Scott could hardly wait to see the cause of the excitement, but even when he did see it he did not grasp the full significance of it at once. Instead of the sleepy, vine-covered bayou which they had so nearly passed by unnoticed—a place so wild that Scott’s imagination had once more jumped back to the old explorers pushing their way into unknown channels which no white man had ever seen before—the bayou stretched out before them like a modern canal. All the bordering brush and overhanging vines had been cleared away. A deep-worn tow path followed close along the northern bank. The shores were deeply gouged and torn as if by the passage of many rafts of logs. Moreover, many of the signs were very fresh.

Scott gazed at it in wide-eyed amazement.

“Maybe you were right about that raft having eight sections,” Murphy mumbled. “Looks as though it might have had eight hundred of them.”

CHAPTER IX

For a few minutes the men sat in wondering silence.
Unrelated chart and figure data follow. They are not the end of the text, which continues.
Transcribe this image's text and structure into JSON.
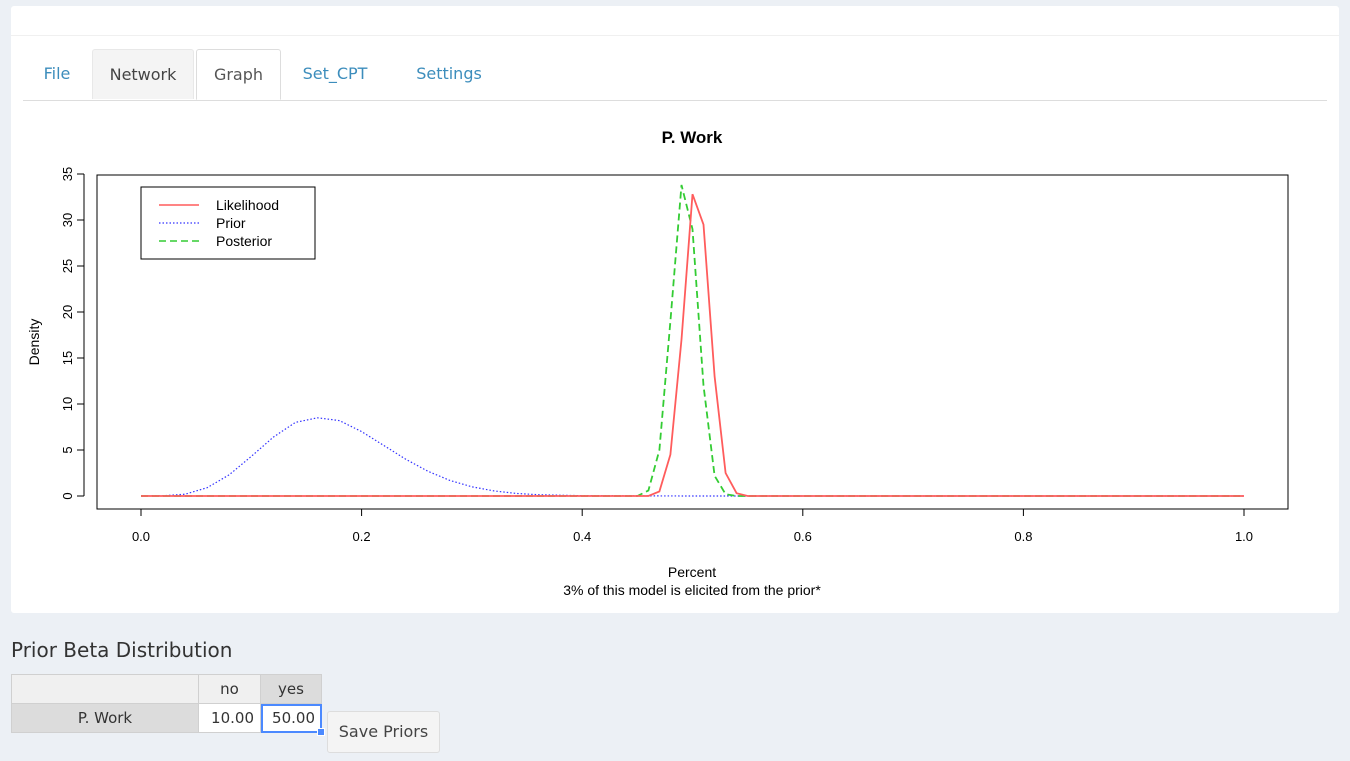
{
  "tabs": [
    {
      "label": "File"
    },
    {
      "label": "Network"
    },
    {
      "label": "Graph"
    },
    {
      "label": "Set_CPT"
    },
    {
      "label": "Settings"
    }
  ],
  "active_tab": "Graph",
  "chart_data": {
    "type": "line",
    "title": "P. Work",
    "xlabel": "Percent",
    "subtitle": "3% of this model is elicited from the prior*",
    "ylabel": "Density",
    "xlim": [
      0,
      1
    ],
    "ylim": [
      0,
      35
    ],
    "x_ticks": [
      "0.0",
      "0.2",
      "0.4",
      "0.6",
      "0.8",
      "1.0"
    ],
    "y_ticks": [
      "0",
      "5",
      "10",
      "15",
      "20",
      "25",
      "30",
      "35"
    ],
    "legend_position": "top-left",
    "series": [
      {
        "name": "Likelihood",
        "color": "#ff5c5c",
        "dash": "solid",
        "x": [
          0.0,
          0.46,
          0.47,
          0.48,
          0.49,
          0.5,
          0.51,
          0.52,
          0.53,
          0.54,
          0.55,
          1.0
        ],
        "y": [
          0,
          0,
          0.5,
          4.5,
          17,
          32.8,
          29.5,
          13,
          2.5,
          0.3,
          0,
          0
        ]
      },
      {
        "name": "Prior",
        "color": "#3333ff",
        "dash": "dotted",
        "x": [
          0.0,
          0.02,
          0.04,
          0.06,
          0.08,
          0.1,
          0.12,
          0.14,
          0.16,
          0.18,
          0.2,
          0.22,
          0.24,
          0.26,
          0.28,
          0.3,
          0.32,
          0.34,
          0.36,
          0.4,
          0.5,
          1.0
        ],
        "y": [
          0,
          0.02,
          0.2,
          0.9,
          2.3,
          4.3,
          6.4,
          8.0,
          8.5,
          8.2,
          7.0,
          5.5,
          4.0,
          2.7,
          1.7,
          1.0,
          0.55,
          0.28,
          0.14,
          0.03,
          0,
          0
        ]
      },
      {
        "name": "Posterior",
        "color": "#33cc33",
        "dash": "dashed",
        "x": [
          0.0,
          0.45,
          0.46,
          0.47,
          0.48,
          0.49,
          0.5,
          0.51,
          0.52,
          0.53,
          0.54,
          1.0
        ],
        "y": [
          0,
          0,
          0.6,
          5,
          19,
          33.8,
          29,
          12,
          2.2,
          0.2,
          0,
          0
        ]
      }
    ]
  },
  "prior_section": {
    "title": "Prior Beta Distribution",
    "columns": [
      "no",
      "yes"
    ],
    "rows": [
      {
        "label": "P. Work",
        "values": [
          "10.00",
          "50.00"
        ]
      }
    ],
    "save_label": "Save Priors"
  }
}
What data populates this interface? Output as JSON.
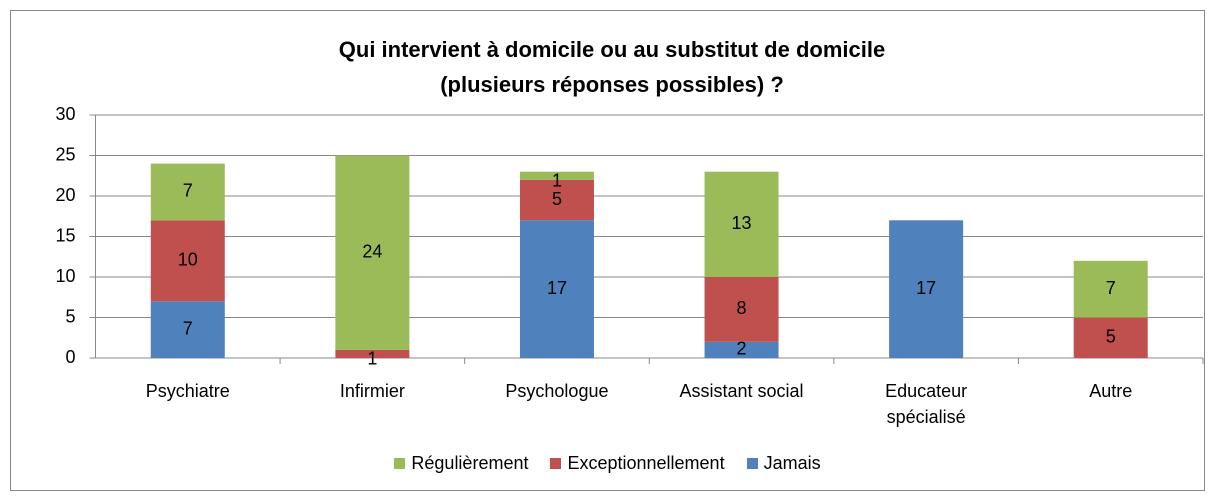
{
  "chart_data": {
    "type": "stacked_bar",
    "title": [
      "Qui intervient à domicile ou au substitut de domicile",
      "(plusieurs réponses possibles) ?"
    ],
    "categories": [
      "Psychiatre",
      "Infirmier",
      "Psychologue",
      "Assistant social",
      "Educateur spécialisé",
      "Autre"
    ],
    "series": [
      {
        "name": "Jamais",
        "color": "#4f81bd",
        "values": [
          7,
          null,
          17,
          2,
          17,
          null
        ]
      },
      {
        "name": "Exceptionnellement",
        "color": "#c0504d",
        "values": [
          10,
          1,
          5,
          8,
          null,
          5
        ]
      },
      {
        "name": "Régulièrement",
        "color": "#9bbb59",
        "values": [
          7,
          24,
          1,
          13,
          null,
          7
        ]
      }
    ],
    "ylim": [
      0,
      30
    ],
    "yticks": [
      0,
      5,
      10,
      15,
      20,
      25,
      30
    ],
    "grid": true,
    "legend": "bottom"
  }
}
The very boldness of the scheme was astounding. Here was a canal carefully and thoroughly prepared for the sole purpose of transporting stolen logs and not more than a hundred feet from the river where steamboats plied up and down and the rightful owner of the logs passed frequently.

“Some nerve!” Murphy finally exclaimed, expressing the thought which was uppermost in both their minds.

“Well, we’ve found where they go,” Scott remarked with a sigh of satisfaction, “but what do you suppose they do with them? Is there any railroad over that way or any other stream to the coast?”

Murphy shook his head. “Not a trace of one unless they have a secret one like this canal.”

“I suppose there is no telling how far this goes,” Scott mused, “but I have a hunch that we better tackle it a little carefully. Any man with the nerve to steal logs the way this fellow is stealing them probably would not hesitate at anything. I doubt if he would welcome a visit from a couple of forest service uniforms.”

Murphy felt for his holster and seemed comforted at finding it where it belonged. His Irish was rising fast at the prospect of a possible fight.